When I began to examine the role of language in journalism, I was keenly interested in how language was being misused and misapplied. A jealous teenager wanting to spread lies and rumors about a perceived rival liberally uses deceptive loaded language to do so, but as adults, those games merely worsen a problem in the long run.
Journalism is a profession based entirely on fiat: and fiat isn’t ultimately swayed by propaganda or censorship: the more they are used, the less credible the user becomes. When innocent people are harmed by manipulative words, they don’t forgive or forget: they no longer trust or believe the press. Modern empires fell when regimes began to hide their problems as they maligned others, turning the news into a comical farce. When I worked as a journalist, I had informal sessions with a group of young former Eastern European students studying at one Canadian university who made fun of their fallen nation’s journalism, by merely referring to the news as “the propaganda.” They laughed. Even as children, they were extremely adept at seeing loaded language, and as young adults, they were more than happy to rattle off the examples to me.
In 2022, we are seeing a radical shift in the center of gravity: once upon a time, people trusted large outlets; today, people are becoming independent outlets themselves; however, despite the resurgence of the profession as a grassroots entity, the question of how to empirically measure words and their impact remains. Unlike any other incarnation of journalism before, the new model uses the psychological as its starting point. Psychology-based journalism is here. The old schoolers are still unaware of the shift. New journalists now begin with the psychological aspect first.
One size does not fit all. While the old guard tries to get the genie back into the bottle, the innovators and visionaries have already laid the groundwork for a different kind of reportage.
Today’s emerging models of journalism will not be able to grow without true emotional literacy, and no, emotional literacy doesn’t mean being sappy or permissive by justifying or enabling evil intent. Emotional literacy means seeing the world outside of the rote binary scaffolding of 1 and 0. Those who cling to the old ways are finding themselves on the wrong side of history. New journalism is critical, empirical, and emotionally literate, meaning that the days of allowing loaded language to go unchallenged are over.
Because in a world of infinity, to suggest there can be only a single right answer is deceptive. Those who cannot adapt to the rapidly changing world expect the world to go along with rigged scaffoldings meant to favor those who memorize steps and scripts and try to hide those gambits through loaded language.
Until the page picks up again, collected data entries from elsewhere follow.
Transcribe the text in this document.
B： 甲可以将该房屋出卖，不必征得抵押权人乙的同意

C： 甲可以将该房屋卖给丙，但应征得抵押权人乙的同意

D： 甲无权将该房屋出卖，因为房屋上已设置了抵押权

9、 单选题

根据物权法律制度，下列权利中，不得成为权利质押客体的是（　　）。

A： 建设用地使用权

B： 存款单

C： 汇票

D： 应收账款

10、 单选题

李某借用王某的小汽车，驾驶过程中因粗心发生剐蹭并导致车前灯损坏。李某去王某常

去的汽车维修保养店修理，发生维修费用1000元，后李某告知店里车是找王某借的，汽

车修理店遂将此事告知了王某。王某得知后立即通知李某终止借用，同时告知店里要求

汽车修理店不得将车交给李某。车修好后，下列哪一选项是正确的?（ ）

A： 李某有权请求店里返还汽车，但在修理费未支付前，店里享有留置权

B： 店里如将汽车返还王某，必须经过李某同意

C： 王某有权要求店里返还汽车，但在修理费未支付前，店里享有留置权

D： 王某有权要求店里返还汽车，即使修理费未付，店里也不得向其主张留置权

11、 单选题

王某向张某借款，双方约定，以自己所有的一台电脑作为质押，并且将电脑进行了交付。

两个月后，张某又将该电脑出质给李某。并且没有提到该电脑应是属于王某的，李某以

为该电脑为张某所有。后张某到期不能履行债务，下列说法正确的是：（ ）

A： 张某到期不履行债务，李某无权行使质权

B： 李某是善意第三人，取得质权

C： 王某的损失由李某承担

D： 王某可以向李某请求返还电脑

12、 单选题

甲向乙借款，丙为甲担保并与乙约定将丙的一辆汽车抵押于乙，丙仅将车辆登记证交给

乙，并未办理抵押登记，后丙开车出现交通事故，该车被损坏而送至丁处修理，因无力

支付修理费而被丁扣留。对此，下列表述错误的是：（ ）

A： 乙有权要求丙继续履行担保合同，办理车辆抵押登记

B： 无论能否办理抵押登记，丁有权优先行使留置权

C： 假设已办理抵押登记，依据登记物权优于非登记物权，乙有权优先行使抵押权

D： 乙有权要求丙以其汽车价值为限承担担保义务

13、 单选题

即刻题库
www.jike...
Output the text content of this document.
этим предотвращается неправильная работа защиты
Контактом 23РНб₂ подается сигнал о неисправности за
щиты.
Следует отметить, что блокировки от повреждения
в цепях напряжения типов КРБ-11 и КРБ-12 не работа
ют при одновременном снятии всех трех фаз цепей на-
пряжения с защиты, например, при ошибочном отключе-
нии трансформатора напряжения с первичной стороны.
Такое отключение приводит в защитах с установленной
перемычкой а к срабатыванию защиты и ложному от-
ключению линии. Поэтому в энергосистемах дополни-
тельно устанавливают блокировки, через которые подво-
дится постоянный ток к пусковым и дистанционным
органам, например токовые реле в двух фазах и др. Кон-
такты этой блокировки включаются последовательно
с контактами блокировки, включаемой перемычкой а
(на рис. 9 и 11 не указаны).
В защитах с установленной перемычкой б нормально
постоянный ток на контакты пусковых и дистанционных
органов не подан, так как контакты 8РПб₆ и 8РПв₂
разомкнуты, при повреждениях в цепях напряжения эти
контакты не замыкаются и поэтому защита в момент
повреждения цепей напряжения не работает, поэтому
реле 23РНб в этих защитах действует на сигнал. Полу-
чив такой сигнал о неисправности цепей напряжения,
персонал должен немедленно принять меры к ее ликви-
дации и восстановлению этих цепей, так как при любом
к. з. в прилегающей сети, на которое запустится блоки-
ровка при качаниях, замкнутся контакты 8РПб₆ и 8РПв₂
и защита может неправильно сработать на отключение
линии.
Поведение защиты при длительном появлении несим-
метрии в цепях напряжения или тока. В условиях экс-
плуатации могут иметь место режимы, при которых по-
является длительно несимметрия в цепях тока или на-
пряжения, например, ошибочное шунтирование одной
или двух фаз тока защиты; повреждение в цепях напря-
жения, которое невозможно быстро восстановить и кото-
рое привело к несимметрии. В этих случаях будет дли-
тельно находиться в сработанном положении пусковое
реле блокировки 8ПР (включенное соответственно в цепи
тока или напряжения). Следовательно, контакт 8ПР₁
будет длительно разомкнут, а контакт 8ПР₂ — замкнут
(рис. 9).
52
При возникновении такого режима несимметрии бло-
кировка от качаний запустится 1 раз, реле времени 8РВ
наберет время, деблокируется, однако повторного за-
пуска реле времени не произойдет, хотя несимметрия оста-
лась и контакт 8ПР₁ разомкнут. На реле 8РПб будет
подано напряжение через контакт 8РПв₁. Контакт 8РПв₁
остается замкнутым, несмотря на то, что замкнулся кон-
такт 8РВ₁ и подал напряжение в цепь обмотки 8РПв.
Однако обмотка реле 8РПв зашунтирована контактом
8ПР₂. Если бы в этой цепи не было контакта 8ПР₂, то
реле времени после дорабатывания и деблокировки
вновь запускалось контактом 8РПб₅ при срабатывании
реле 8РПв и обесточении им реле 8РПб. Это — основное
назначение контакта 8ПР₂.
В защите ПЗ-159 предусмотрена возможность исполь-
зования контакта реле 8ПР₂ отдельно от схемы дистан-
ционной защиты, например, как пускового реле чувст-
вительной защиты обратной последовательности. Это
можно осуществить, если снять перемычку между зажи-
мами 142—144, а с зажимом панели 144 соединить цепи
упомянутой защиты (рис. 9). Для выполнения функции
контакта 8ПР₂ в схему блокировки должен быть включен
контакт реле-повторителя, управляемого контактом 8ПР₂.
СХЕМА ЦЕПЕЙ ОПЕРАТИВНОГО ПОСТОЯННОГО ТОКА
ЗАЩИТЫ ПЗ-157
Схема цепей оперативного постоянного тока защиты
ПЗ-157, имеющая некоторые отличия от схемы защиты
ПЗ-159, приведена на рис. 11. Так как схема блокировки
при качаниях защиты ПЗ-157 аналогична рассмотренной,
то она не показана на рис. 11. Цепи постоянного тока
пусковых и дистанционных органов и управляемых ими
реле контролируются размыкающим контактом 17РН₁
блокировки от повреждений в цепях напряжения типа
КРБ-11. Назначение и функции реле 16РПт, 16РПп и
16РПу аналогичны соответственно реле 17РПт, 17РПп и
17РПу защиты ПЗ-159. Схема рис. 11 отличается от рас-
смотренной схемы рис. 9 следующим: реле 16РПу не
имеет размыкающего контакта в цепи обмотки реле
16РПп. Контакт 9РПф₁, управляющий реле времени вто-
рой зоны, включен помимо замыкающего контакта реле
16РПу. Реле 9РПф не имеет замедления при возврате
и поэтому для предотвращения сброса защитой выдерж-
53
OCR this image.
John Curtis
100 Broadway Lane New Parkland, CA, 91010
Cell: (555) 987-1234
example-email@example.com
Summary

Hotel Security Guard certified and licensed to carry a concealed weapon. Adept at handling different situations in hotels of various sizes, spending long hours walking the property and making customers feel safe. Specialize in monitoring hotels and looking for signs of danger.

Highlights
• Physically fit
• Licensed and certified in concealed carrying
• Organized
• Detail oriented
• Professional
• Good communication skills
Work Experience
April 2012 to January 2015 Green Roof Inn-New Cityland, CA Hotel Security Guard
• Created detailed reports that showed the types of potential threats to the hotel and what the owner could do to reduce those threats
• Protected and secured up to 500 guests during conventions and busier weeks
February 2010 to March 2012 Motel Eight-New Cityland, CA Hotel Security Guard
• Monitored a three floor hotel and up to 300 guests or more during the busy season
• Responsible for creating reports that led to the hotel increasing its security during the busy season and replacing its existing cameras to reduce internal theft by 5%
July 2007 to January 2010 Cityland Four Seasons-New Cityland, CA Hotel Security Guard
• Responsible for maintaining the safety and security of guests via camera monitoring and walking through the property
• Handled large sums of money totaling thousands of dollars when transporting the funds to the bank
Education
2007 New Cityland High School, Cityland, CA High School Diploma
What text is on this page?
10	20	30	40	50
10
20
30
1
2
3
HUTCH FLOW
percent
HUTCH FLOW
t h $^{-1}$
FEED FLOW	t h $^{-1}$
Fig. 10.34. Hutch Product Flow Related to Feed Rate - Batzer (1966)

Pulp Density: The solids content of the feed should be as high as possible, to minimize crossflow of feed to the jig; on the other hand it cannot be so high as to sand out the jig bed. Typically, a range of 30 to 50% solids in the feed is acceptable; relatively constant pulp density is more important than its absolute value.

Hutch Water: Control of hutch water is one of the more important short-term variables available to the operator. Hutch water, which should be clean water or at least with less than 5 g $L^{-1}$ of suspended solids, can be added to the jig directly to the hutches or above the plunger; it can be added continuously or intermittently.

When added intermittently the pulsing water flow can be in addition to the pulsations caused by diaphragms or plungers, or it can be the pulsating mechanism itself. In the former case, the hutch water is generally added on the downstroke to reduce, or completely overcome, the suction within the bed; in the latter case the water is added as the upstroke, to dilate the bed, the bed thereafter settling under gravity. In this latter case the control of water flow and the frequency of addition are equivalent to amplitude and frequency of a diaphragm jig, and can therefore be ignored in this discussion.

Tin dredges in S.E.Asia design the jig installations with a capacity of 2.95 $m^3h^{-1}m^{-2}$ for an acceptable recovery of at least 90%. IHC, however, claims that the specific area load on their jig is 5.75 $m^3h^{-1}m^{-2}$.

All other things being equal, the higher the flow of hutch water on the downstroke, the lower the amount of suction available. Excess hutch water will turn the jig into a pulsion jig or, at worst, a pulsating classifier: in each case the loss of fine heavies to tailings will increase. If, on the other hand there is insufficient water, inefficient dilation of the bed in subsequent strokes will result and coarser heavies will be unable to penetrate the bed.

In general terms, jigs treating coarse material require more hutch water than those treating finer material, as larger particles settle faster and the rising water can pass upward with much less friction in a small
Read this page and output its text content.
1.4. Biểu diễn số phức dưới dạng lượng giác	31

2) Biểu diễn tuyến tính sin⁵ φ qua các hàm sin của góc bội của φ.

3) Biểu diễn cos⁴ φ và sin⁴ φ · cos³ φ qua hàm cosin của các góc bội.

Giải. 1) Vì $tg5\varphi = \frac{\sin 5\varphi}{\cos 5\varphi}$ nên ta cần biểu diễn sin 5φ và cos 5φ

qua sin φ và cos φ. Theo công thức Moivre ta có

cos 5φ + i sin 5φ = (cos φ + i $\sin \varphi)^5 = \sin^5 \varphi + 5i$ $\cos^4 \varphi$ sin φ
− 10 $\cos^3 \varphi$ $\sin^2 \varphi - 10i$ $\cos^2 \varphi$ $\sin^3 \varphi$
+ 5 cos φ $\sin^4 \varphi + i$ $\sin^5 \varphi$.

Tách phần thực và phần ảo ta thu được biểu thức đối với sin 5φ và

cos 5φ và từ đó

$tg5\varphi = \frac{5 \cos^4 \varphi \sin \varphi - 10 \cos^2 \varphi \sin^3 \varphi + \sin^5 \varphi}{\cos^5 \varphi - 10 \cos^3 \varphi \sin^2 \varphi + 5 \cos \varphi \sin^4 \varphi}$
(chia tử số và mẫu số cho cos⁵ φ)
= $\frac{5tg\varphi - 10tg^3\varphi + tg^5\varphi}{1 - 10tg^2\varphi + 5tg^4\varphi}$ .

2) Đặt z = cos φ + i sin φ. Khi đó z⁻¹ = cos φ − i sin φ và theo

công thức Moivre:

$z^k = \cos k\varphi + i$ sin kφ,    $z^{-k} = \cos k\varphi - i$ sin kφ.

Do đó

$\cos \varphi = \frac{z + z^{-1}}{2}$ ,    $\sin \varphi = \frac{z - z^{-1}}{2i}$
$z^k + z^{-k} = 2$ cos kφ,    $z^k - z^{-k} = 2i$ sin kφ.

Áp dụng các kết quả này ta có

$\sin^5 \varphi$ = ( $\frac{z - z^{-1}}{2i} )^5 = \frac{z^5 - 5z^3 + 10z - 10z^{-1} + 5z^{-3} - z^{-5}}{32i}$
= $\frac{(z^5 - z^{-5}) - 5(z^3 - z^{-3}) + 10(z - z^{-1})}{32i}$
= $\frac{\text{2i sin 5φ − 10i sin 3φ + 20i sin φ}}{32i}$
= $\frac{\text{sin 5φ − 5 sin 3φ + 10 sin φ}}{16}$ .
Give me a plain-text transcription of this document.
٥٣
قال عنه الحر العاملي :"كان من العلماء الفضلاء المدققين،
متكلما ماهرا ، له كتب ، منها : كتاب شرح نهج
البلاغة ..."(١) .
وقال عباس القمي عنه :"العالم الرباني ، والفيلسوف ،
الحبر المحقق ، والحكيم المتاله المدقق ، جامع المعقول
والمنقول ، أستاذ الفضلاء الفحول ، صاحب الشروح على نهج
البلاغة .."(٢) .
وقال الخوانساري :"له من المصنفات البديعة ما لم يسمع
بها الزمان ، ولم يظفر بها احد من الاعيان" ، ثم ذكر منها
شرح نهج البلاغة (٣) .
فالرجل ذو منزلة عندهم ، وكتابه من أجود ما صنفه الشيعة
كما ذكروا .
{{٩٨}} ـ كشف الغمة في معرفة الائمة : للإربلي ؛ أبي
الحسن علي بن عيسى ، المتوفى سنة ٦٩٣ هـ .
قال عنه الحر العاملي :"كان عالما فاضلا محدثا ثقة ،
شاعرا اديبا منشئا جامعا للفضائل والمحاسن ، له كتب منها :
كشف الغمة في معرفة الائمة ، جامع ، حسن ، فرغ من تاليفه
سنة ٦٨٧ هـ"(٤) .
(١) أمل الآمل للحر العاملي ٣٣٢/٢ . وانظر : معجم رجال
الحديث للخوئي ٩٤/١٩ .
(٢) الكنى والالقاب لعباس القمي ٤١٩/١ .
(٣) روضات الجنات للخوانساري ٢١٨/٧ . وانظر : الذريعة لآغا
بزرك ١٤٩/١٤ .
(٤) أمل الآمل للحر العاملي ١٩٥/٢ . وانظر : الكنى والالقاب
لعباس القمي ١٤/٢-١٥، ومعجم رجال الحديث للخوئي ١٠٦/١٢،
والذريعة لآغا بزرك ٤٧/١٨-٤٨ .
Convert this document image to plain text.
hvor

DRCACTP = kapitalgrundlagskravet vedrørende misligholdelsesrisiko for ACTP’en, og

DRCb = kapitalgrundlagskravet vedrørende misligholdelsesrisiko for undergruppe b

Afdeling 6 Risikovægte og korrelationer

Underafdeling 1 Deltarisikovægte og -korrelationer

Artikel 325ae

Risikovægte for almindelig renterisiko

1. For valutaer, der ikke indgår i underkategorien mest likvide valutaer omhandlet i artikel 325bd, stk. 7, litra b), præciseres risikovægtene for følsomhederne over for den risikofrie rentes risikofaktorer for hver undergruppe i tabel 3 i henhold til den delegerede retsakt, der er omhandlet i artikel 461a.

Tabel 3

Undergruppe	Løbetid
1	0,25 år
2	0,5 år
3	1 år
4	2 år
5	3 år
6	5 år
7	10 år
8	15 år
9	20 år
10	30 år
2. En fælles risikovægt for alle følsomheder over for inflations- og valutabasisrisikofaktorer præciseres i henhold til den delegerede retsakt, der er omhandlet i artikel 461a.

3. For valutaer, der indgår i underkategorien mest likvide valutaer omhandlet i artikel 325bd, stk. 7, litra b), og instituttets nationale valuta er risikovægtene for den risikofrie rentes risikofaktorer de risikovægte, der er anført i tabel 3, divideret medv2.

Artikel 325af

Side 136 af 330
It is why understanding language and psychology is essential for the new schools of journalism to thrive. Journalism is applied psychology, and when words wound or silence, they are not being used to describe the world but cause harm for someone else’s benefit. We are living in an age where corporations and governments openly pay for partisan tweets, former intelligence operatives train newsmakers how to bend the press to their favor, and nudge units boast about their ability to silently manipulate a public.
But this is also the era when, for the first time, there is a new breed of independent journalists who are exposing these ruses, and now have bigger audiences than the old school outlets.
Journalism isn’t about enabling those who cannot use emotional, lateral, or divergent thinking: it is about exposing their machinations so the world can find solutions, and ultimately thrive peacefully.